Britain’s transmission system operator announced last week that it would increase the number of households eligible to take part in a program that allows them to earn money by managing their energy consumption next winter. To increase the flexibility of the energy system, the possibility of allowing electric cars to sell energy from their batteries to the grid is also being considered.
Electricity production should continue in test mode at Finland’s Olkiluoto 3 nuclear reactor on Wednesday.
Eesti Energia’s plants in Narva were on the market last week with 500 MW. The long-planned and month-long annual maintenance of Eesti Power Plant’s Unit 5 started on Wednesday. All other steerable production facilities are available for the market.
The price of electricity is formed on the power exchange for each hour depending on the production capacity and consumer demand for that particular hour, as well as on transmission limitations between countries.

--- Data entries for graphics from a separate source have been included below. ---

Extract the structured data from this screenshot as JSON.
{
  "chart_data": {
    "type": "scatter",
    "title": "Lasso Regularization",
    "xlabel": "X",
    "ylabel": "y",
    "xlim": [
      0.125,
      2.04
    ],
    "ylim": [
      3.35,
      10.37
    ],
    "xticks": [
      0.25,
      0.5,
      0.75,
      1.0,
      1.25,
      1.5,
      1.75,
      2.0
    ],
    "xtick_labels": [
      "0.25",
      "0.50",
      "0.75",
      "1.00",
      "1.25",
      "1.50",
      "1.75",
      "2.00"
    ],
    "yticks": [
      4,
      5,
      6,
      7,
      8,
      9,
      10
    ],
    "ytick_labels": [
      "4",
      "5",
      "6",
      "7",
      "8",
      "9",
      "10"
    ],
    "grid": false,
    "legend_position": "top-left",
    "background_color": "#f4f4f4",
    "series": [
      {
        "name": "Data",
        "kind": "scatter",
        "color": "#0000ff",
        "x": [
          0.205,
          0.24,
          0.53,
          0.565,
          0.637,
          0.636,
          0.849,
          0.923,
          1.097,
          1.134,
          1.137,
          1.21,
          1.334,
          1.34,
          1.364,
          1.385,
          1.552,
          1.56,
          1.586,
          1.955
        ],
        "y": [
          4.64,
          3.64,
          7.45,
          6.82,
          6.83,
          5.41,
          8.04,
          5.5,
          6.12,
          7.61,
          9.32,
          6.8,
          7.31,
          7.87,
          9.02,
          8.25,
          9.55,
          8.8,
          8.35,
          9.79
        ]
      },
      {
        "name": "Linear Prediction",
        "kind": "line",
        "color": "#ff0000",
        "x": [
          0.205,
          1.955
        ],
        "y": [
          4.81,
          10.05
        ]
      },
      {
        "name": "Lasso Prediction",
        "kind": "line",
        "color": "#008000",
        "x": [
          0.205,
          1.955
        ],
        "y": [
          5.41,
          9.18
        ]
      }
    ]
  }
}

Olavi Miller, Market Analysis Strategist at Eesti Energia
The market overview has been prepared by Eesti Energia according to the best current knowledge. The information provided is based on public data. The market overview is presented as informative material and not as a promise, proposal or official forecast by Eesti Energia. Due to rapid changes in electricity market regulation, the market overview or the information contained therein is not final and may not correspond to future situations. Eesti Energia shall not be responsible for any costs or damages that may arise in connection with the use of the information provided.